Stable focusing of proteins within a packed microbead bed by ion concentration polarization in a paper-based analytical device

Abstract

Paper-based analytical devices (PADs), and particularly lateral flow assays (LFAs), provide many advantages for protein sensing in clinical and resource-limited settings. This class of devices is an important tool for point-of-care (POC) diagnostics, but is limited by sensitivity, which is often inferior to standard benchtop instrumentation. Improvements in sensitivity would increase the range of accessible analytes for biological assays at the POC. Electrokinetic enrichment methods, such as ion concentration polarization focusing (ICPF), have been implemented for target analyte preconcentration. While ICPF has been demonstrated to achieve high enrichment factors (EFs) of proteins in PADs, the focused protein plug experiences instability, leading to bursting (downstream washout) or propagation (gradual upstream displacement) if convective forces are too strong or too weak. Here, we address these challenges by applying a patterned microbead bed to an ICP-PAD. The incorporation of the microbead bed is shown to fix the location of the dyelinked protein enrichment. In contrast, the ICP-PAD without beads exhibits bursting of the focused plug. Besides counteracting bursting, the microbead bed (µb) ICP-PAD increased the average EF by 5-fold and the maximum EF by 4-fold, with a peak EF of over 23-fold.
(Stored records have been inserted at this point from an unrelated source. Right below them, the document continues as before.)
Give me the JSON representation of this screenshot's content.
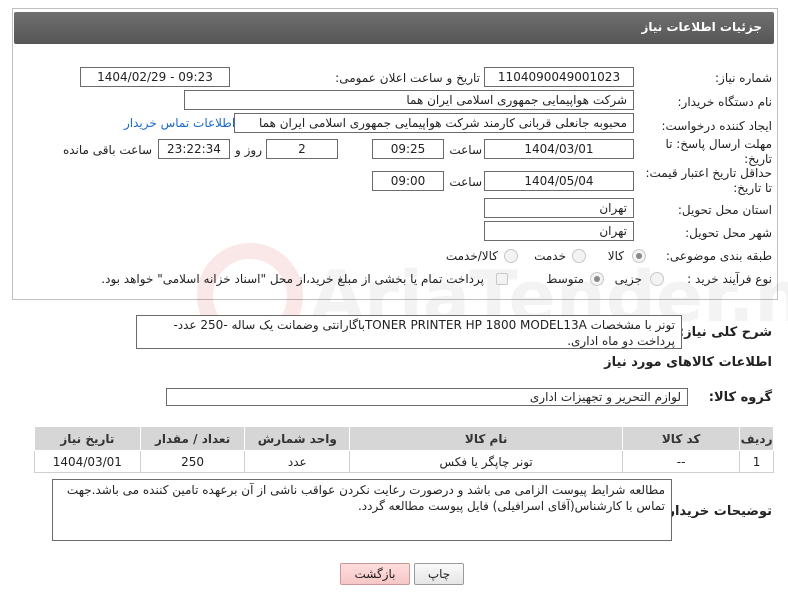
{
  "header": {
    "title": "جزئیات اطلاعات نیاز"
  },
  "form": {
    "need_number_label": "شماره نیاز:",
    "need_number": "1104090049001023",
    "announce_datetime_label": "تاریخ و ساعت اعلان عمومی:",
    "announce_datetime": "1404/02/29 - 09:23",
    "buyer_org_label": "نام دستگاه خریدار:",
    "buyer_org": "شرکت هواپیمایی جمهوری اسلامی ایران هما",
    "requester_label": "ایجاد کننده درخواست:",
    "requester": "محبوبه جانعلی قربانی کارمند شرکت هواپیمایی جمهوری اسلامی ایران هما",
    "buyer_contact_link": "اطلاعات تماس خریدار",
    "reply_deadline_label_1": "مهلت ارسال پاسخ: تا",
    "reply_deadline_label_2": "تاریخ:",
    "reply_date": "1404/03/01",
    "time_label": "ساعت",
    "reply_time": "09:25",
    "days_value": "2",
    "days_label": "روز و",
    "remaining_time": "23:22:34",
    "remaining_label": "ساعت باقی مانده",
    "price_validity_label_1": "حداقل تاریخ اعتبار قیمت:",
    "price_validity_label_2": "تا تاریخ:",
    "validity_date": "1404/05/04",
    "validity_time": "09:00",
    "province_label": "استان محل تحویل:",
    "province": "تهران",
    "city_label": "شهر محل تحویل:",
    "city": "تهران",
    "category_label": "طبقه بندی موضوعی:",
    "category_options": [
      "کالا",
      "خدمت",
      "کالا/خدمت"
    ],
    "category_selected": "کالا",
    "process_label": "نوع فرآیند خرید :",
    "process_options": [
      "جزیی",
      "متوسط"
    ],
    "process_selected": "متوسط",
    "payment_note": "پرداخت تمام یا بخشی از مبلغ خرید،از محل \"اسناد خزانه اسلامی\" خواهد بود."
  },
  "description": {
    "label": "شرح کلی نیاز:",
    "text": "تونر با مشخصات TONER PRINTER HP 1800 MODEL13Aباگارانتی وضمانت یک ساله -250 عدد-پرداخت دو ماه اداری."
  },
  "goods_section": {
    "title": "اطلاعات کالاهای مورد نیاز",
    "group_label": "گروه کالا:",
    "group_value": "لوازم التحریر و تجهیزات اداری",
    "columns": [
      "ردیف",
      "کد کالا",
      "نام کالا",
      "واحد شمارش",
      "تعداد / مقدار",
      "تاریخ نیاز"
    ],
    "rows": [
      {
        "row": "1",
        "code": "--",
        "name": "تونر چاپگر یا فکس",
        "unit": "عدد",
        "qty": "250",
        "date": "1404/03/01"
      }
    ]
  },
  "buyer_notes": {
    "label": "توضیحات خریدار:",
    "text": "مطالعه شرایط پیوست الزامی می باشد و درصورت رعایت نکردن عواقب ناشی از آن برعهده تامین کننده می باشد.جهت تماس با کارشناس(آقای اسرافیلی) فایل پیوست مطالعه گردد."
  },
  "buttons": {
    "print": "چاپ",
    "back": "بازگشت"
  },
  "colors": {
    "header": "#5f5f5f",
    "link": "#1b6ac9",
    "table_header": "#d6d6d6",
    "back_button": "#f6c6c6"
  }
}
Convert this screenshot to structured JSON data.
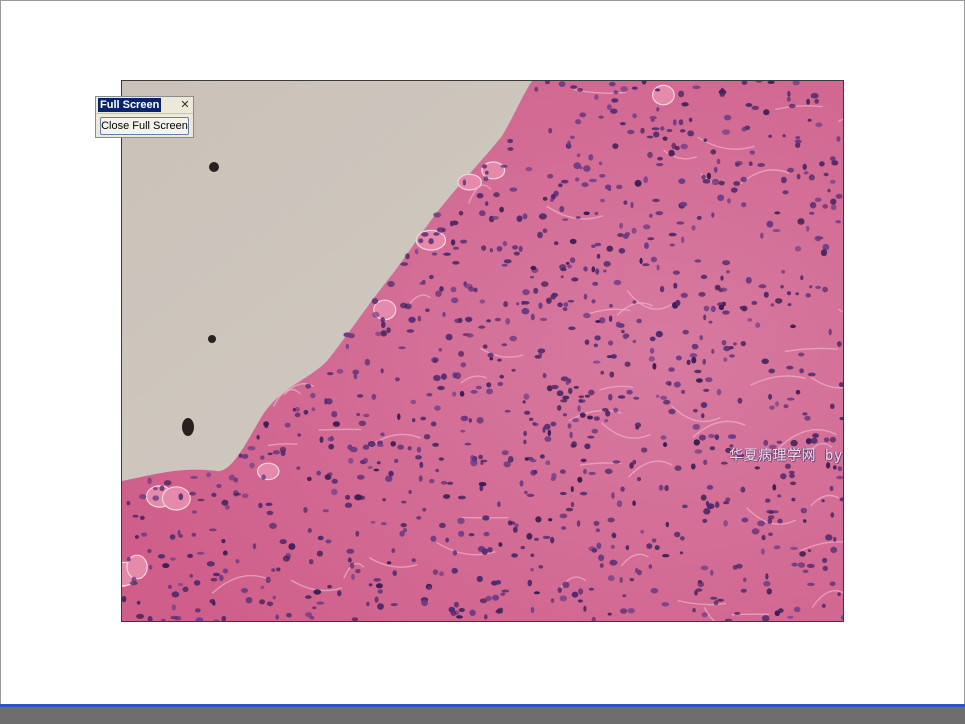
{
  "fullscreen_toolbar": {
    "title": "Full Screen",
    "close_icon": "close-icon",
    "button_label": "Close Full Screen"
  },
  "viewer": {
    "watermark": "华夏病理学网 by hyfhql",
    "image_subject": "H&E stained histology micrograph"
  },
  "colors": {
    "background_fluid": "#cfc8bf",
    "tissue_pink": "#d96a93",
    "nuclei_purple": "#5a2f78",
    "taskbar_accent": "#2a58c6",
    "taskbar": "#6e6e6e"
  }
}
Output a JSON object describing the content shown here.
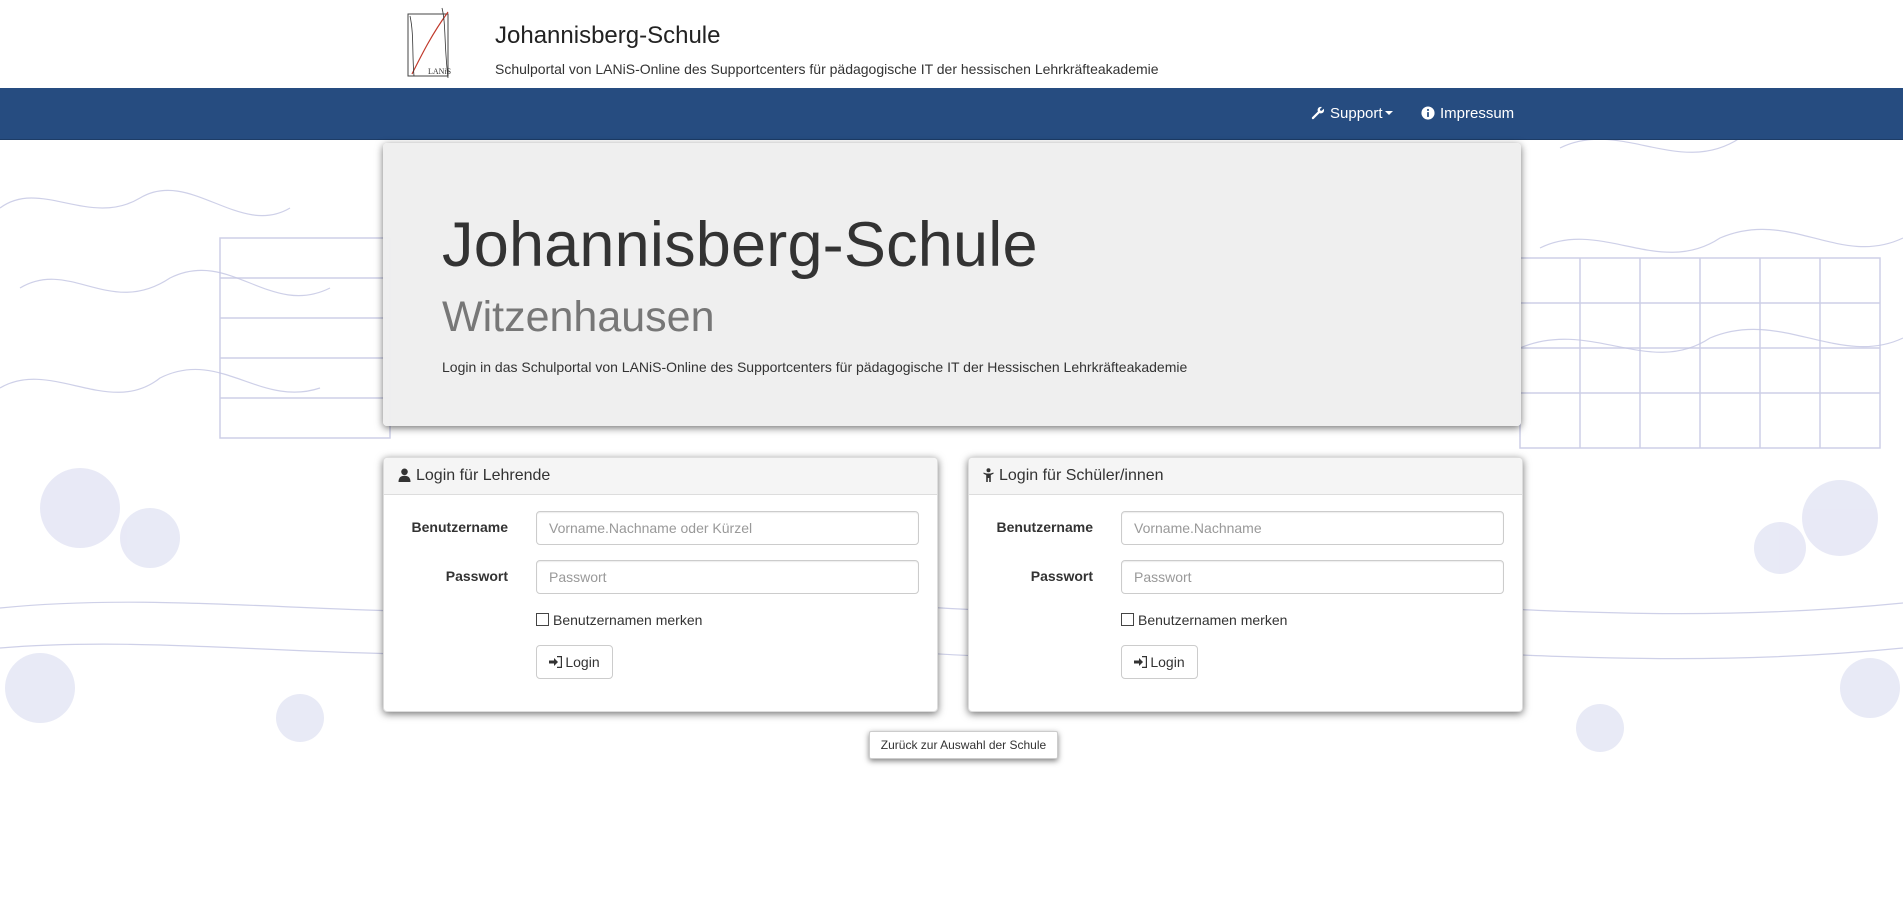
{
  "header": {
    "title": "Johannisberg-Schule",
    "subtitle": "Schulportal von LANiS-Online des Supportcenters für pädagogische IT der hessischen Lehrkräfteakademie",
    "logo_text": "LANiS"
  },
  "navbar": {
    "support_label": "Support",
    "impressum_label": "Impressum",
    "background_color": "#264c80"
  },
  "jumbotron": {
    "title": "Johannisberg-Schule",
    "subtitle": "Witzenhausen",
    "text": "Login in das Schulportal von LANiS-Online des Supportcenters für pädagogische IT der Hessischen Lehrkräfteakademie"
  },
  "teacher_login": {
    "heading": "Login für Lehrende",
    "username_label": "Benutzername",
    "username_placeholder": "Vorname.Nachname oder Kürzel",
    "password_label": "Passwort",
    "password_placeholder": "Passwort",
    "remember_label": "Benutzernamen merken",
    "login_button": "Login"
  },
  "student_login": {
    "heading": "Login für Schüler/innen",
    "username_label": "Benutzername",
    "username_placeholder": "Vorname.Nachname",
    "password_label": "Passwort",
    "password_placeholder": "Passwort",
    "remember_label": "Benutzernamen merken",
    "login_button": "Login"
  },
  "footer": {
    "back_button": "Zurück zur Auswahl der Schule"
  }
}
Studies characterizing the effect of bead size were conducted and evaluated using parameters such as EF and the retained fraction of the plug to determine the bead diameters that prevent bursting. To evaluate the stability of the bed, we examined the fluorescence produced by a bed of stained microbeads before and after ICPF, and found less than 1% of fluorescence intensity lost. Finally, we leveraged the microbead bed as a test line for a biotinylated protein in a model LFA. We anticipate that this device architecture is broadly applicable to other real-world systems at the POC. These results establish a platform for the future integration of ICPF with LFAs for stable preconcentration and improved sensitivity of previously inaccessible protein targets.